If, as here, the paying party seeks to recover the fees of a medical reporting organisation in addition, it seems to me the same points apply. If the paying party (and potentially the court) is to make a decision about MRO fees it needs to understand what they are.

I am satisfied that it is clear that PD 47 imposes a duty on the receiving party to provide the fee note of any expert instructed and, where such costs are claimed details of the costs of any MRO. Premex is not an expert. Its invoice cannot be described in any sensible way as a fee note and is in any event not the fee note of the expert.”

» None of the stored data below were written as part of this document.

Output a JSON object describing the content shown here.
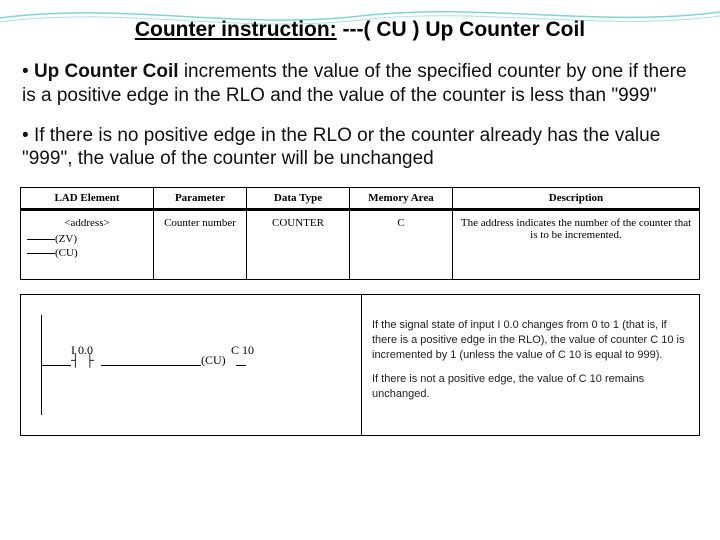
{
  "title_underline": "Counter instruction:",
  "title_rest": " ---( CU ) Up Counter Coil",
  "bullet1_lead": "Up Counter Coil",
  "bullet1_rest": " increments the value of the specified counter by one if there is a positive edge in the RLO and the value of the counter is less than \"999\"",
  "bullet2": "If there is no positive edge in the RLO or the counter already has the value \"999\", the value of the counter will be unchanged",
  "table1": {
    "headers": [
      "LAD Element",
      "Parameter",
      "Data Type",
      "Memory Area",
      "Description"
    ],
    "row": {
      "addr": "<address>",
      "zv": "ZV",
      "cu": "CU",
      "parameter": "Counter number",
      "datatype": "COUNTER",
      "memarea": "C",
      "description": "The address indicates the number of the counter that is to be incremented."
    }
  },
  "ladder": {
    "input_label": "I 0.0",
    "counter_label": "C 10",
    "coil": "CU"
  },
  "desc2": {
    "p1": "If the signal state of input I 0.0 changes from 0 to 1 (that is, if there is a positive edge in the RLO), the value of counter C 10 is incremented by 1 (unless the value of C 10 is equal to 999).",
    "p2": "If there is not a positive edge, the value of C 10 remains unchanged."
  }
}
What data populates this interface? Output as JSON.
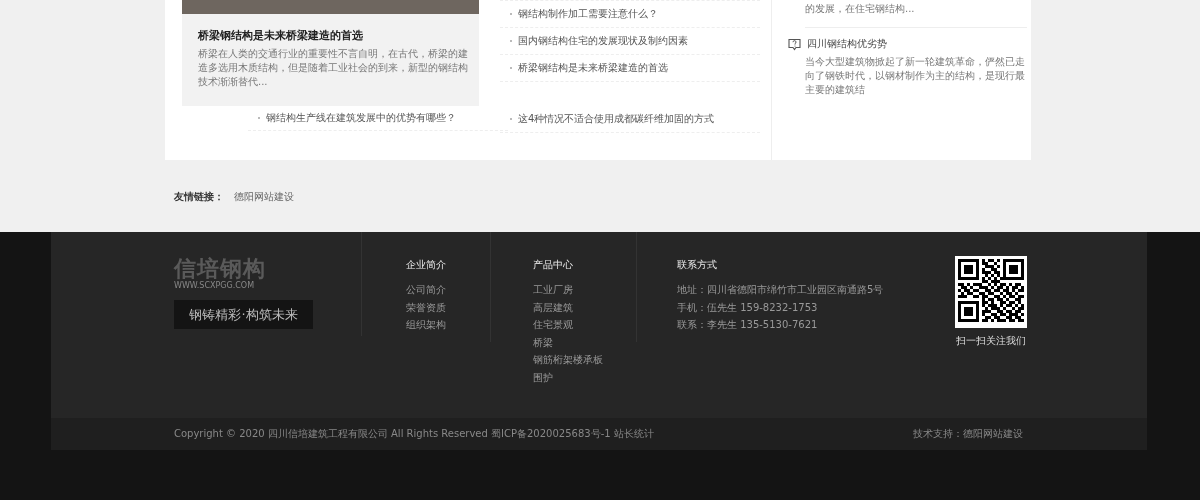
{
  "featured": {
    "title": "桥梁钢结构是未来桥梁建造的首选",
    "excerpt": "桥梁在人类的交通行业的重要性不言自明，在古代，桥梁的建造多选用木质结构，但是随着工业社会的到来，新型的钢结构技术渐渐替代..."
  },
  "left_list": [
    "钢结构生产线在建筑发展中的优势有哪些？"
  ],
  "news_list": [
    "钢结构制作加工需要注意什么？",
    "国内钢结构住宅的发展现状及制约因素",
    "桥梁钢结构是未来桥梁建造的首选",
    "这4种情况不适合使用成都碳纤维加固的方式"
  ],
  "sidebar": {
    "excerpt_tail": "的发展，在住宅钢结构...",
    "items": [
      {
        "title": "四川钢结构优劣势",
        "excerpt": "当今大型建筑物掀起了新一轮建筑革命，俨然已走向了钢铁时代，以钢材制作为主的结构，是现行最主要的建筑结"
      }
    ]
  },
  "friend_links": {
    "label": "友情链接：",
    "links": [
      "德阳网站建设"
    ]
  },
  "footer": {
    "logo": "信培钢构",
    "logo_url": "WWW.SCXPGG.COM",
    "slogan": "钢铸精彩·构筑未来",
    "columns": [
      {
        "title": "企业简介",
        "links": [
          "公司简介",
          "荣誉资质",
          "组织架构"
        ]
      },
      {
        "title": "产品中心",
        "links": [
          "工业厂房",
          "高层建筑",
          "住宅景观",
          "桥梁",
          "钢筋桁架楼承板",
          "围护"
        ]
      }
    ],
    "contact": {
      "title": "联系方式",
      "lines": [
        "地址：四川省德阳市绵竹市工业园区南通路5号",
        "手机：伍先生 159-8232-1753",
        "联系：李先生 135-5130-7621"
      ]
    },
    "qr_caption": "扫一扫关注我们"
  },
  "bottom_bar": {
    "copyright": "Copyright © 2020 四川信培建筑工程有限公司 All Rights Reserved 蜀ICP备2020025683号-1 站长统计",
    "support": "技术支持：德阳网站建设"
  }
}
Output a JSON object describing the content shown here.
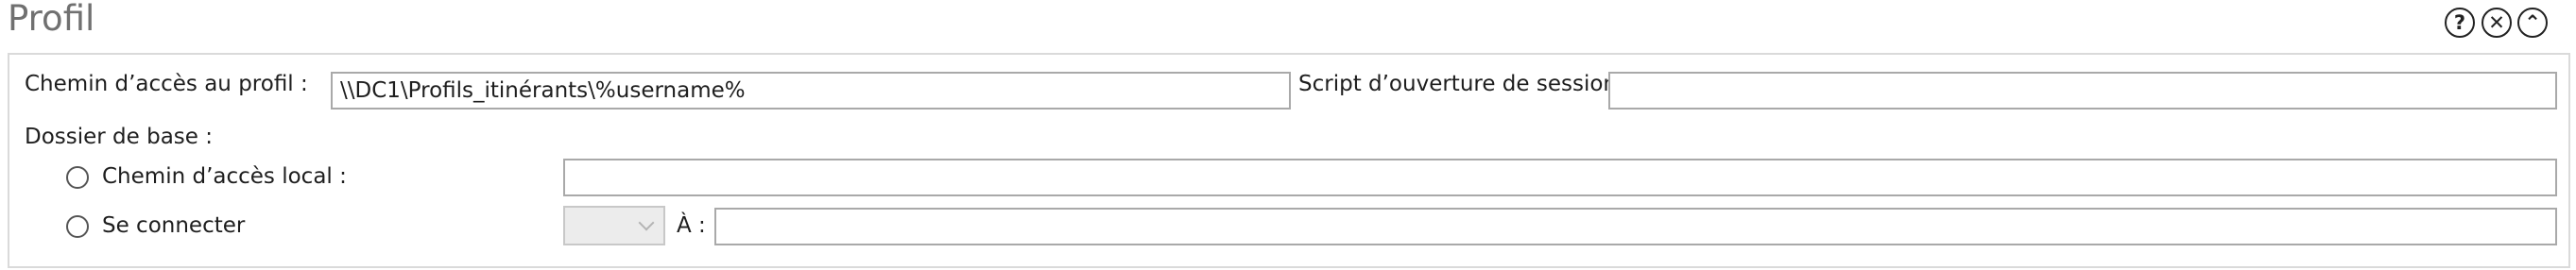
{
  "header": {
    "title": "Profil",
    "help_glyph": "?",
    "close_glyph": "✕",
    "collapse_glyph": "⌃"
  },
  "profile": {
    "profile_path_label": "Chemin d’accès au profil :",
    "profile_path_value": "\\\\DC1\\Profils_itinérants\\%username%",
    "logon_script_label": "Script d’ouverture de session",
    "logon_script_value": ""
  },
  "home_folder": {
    "label": "Dossier de base :",
    "local_path": {
      "label": "Chemin d’accès local :",
      "selected": false,
      "value": ""
    },
    "connect": {
      "label": "Se connecter",
      "selected": false,
      "drive_value": "",
      "to_label": "À :",
      "to_value": ""
    }
  },
  "icons": {
    "help": "help-icon",
    "close": "close-icon",
    "collapse": "chevron-up-icon"
  }
}
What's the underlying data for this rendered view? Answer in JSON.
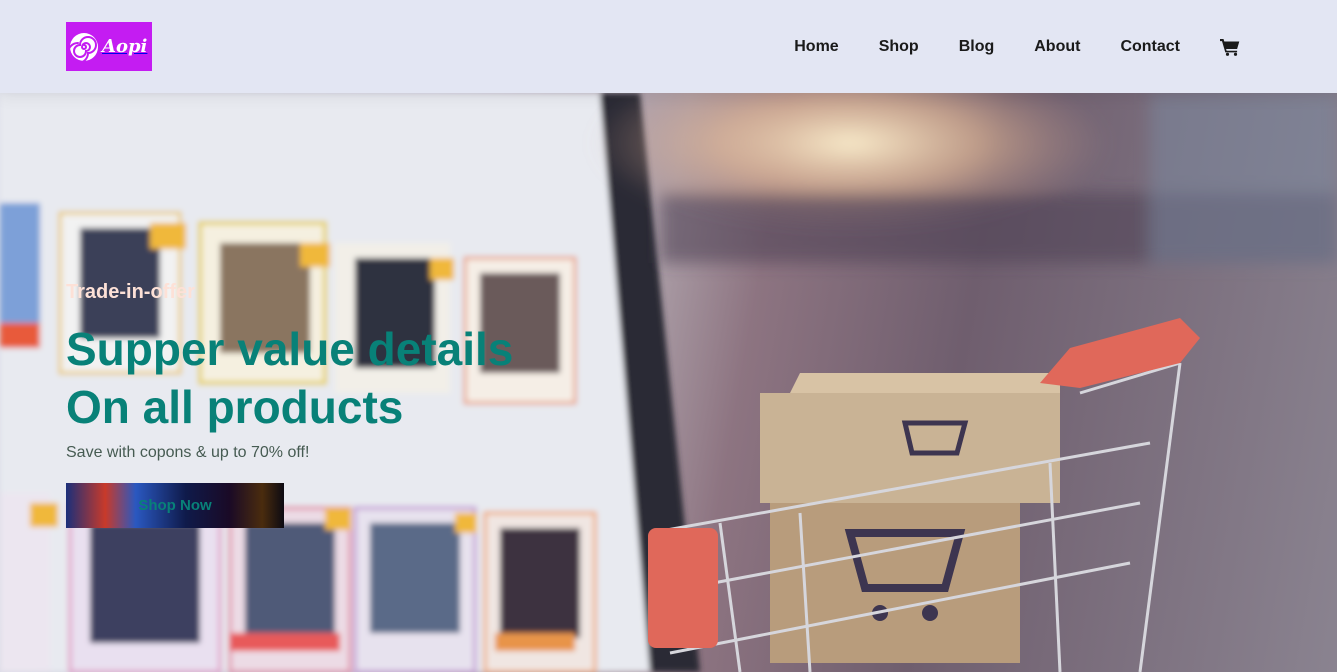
{
  "brand": {
    "logo_text": "Aopi",
    "logo_color": "#c41cf2"
  },
  "nav": {
    "items": [
      {
        "label": "Home"
      },
      {
        "label": "Shop"
      },
      {
        "label": "Blog"
      },
      {
        "label": "About"
      },
      {
        "label": "Contact"
      }
    ],
    "cart_icon": "shopping-cart-icon"
  },
  "hero": {
    "eyebrow": "Trade-in-offer",
    "heading_line1": "Supper value details",
    "heading_line2": "On all products",
    "subtext": "Save with copons & up to 70% off!",
    "button_label": "Shop Now",
    "accent_color": "#088178",
    "background": "blurred laptop screen with shopping website and a miniature shopping cart holding cardboard boxes"
  }
}
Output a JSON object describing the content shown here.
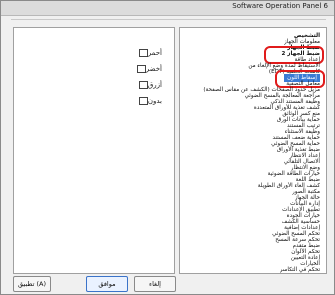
{
  "window": {
    "title": "Software Operation Panel 6"
  },
  "left_panel": {
    "colors": [
      {
        "label": "أحمر",
        "value": "red"
      },
      {
        "label": "أخضر",
        "value": "green"
      },
      {
        "label": "أزرق",
        "value": "blue"
      },
      {
        "label": "بدون",
        "value": "none"
      }
    ]
  },
  "tree": {
    "items": [
      {
        "label": "التشخيص",
        "bold": true
      },
      {
        "label": "معلومات الجهاز"
      },
      {
        "label": "ضبط الجهاز",
        "bold": true
      },
      {
        "label": "ضبط الجهاز 2",
        "bold": true,
        "highlight": true
      },
      {
        "label": "إعداد طاقة"
      },
      {
        "label": "الاستيقاظ لمدة وضع الإلغاء من"
      },
      {
        "label": "كاسحة الخلفية (EDT)"
      },
      {
        "label": "إسقاط اللون",
        "selected": true
      },
      {
        "label": "معامل التصفية"
      },
      {
        "label": "مزيل حدود الصفحات (الكشف عن مقاس الصفحة)"
      },
      {
        "label": "مراجعة المعالجة بالمسح الضوئي"
      },
      {
        "label": "وظيفة المستند الذكي"
      },
      {
        "label": "كشف تغذية للأوراق المتعددة"
      },
      {
        "label": "منع كسر الوثائق"
      },
      {
        "label": "حماية بيانات الورق"
      },
      {
        "label": "ترتيب المستند"
      },
      {
        "label": "وظيفة الاستثناء"
      },
      {
        "label": "حماية ضعف المستند"
      },
      {
        "label": "حماية المسح الضوئي"
      },
      {
        "label": "ضبط تغذية الأوراق"
      },
      {
        "label": "إعداد الانتظار"
      },
      {
        "label": "الاتصال التلقائي"
      },
      {
        "label": "وضع الانتظار"
      },
      {
        "label": "خيارات الطاقة الضوئية"
      },
      {
        "label": "ضبط اللغة"
      },
      {
        "label": "كشف إلغاء الأوراق الطويلة"
      },
      {
        "label": "مكتبة الصور"
      },
      {
        "label": "حالة الجهاز"
      },
      {
        "label": "إدارة البيانات"
      },
      {
        "label": "تطبيق الإعدادات"
      },
      {
        "label": "خيارات الجودة"
      },
      {
        "label": "حساسية الكشف"
      },
      {
        "label": "إعدادات إضافية"
      },
      {
        "label": "تحكم المسح الضوئي"
      },
      {
        "label": "تحكم سرعة المسح"
      },
      {
        "label": "ضبط متقدم"
      },
      {
        "label": "تحكم الألوان"
      },
      {
        "label": "إعادة التعيين"
      },
      {
        "label": "الخيارات"
      },
      {
        "label": "تحكم في التكاسر"
      }
    ]
  },
  "buttons": {
    "ok": "موافق",
    "cancel": "إلغاء",
    "apply": "تطبيق (A)"
  }
}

This case itself was concerned with an application by the Defendant paying party for a breakdown of an invoice from the medical agency to show how much related to the medical expert’s fees and how much related to the services provided by medical agency.  The judge as first instance refused the application.  HHJ Bird allowed the appeal and substituted an order that the receiving party was to provide a breakdown and to provide copies of the experts’ fee notes. That was to be done within 14 days of the date of the order and in default of compliance the fees were be assessed at zero.

Given the nature of the application/appeal, this was a sensible decision.  However, surely the default position should be that where a party fails to comply with PD 47 para.5.2(c) the fee is simply disallowed.  It should not require an application from the paying party to secure compliance.  Service of the actual fee note of the expert is the evidential requirement that PD 47 para.5.2(c) imposes.  (The rule makers could, but did not, have adopted the approach that the Bailey presumption would suffice when it came to disbursements and no evidence in support was required.)  A failure to meet this requirement means the evidential burden has not been met.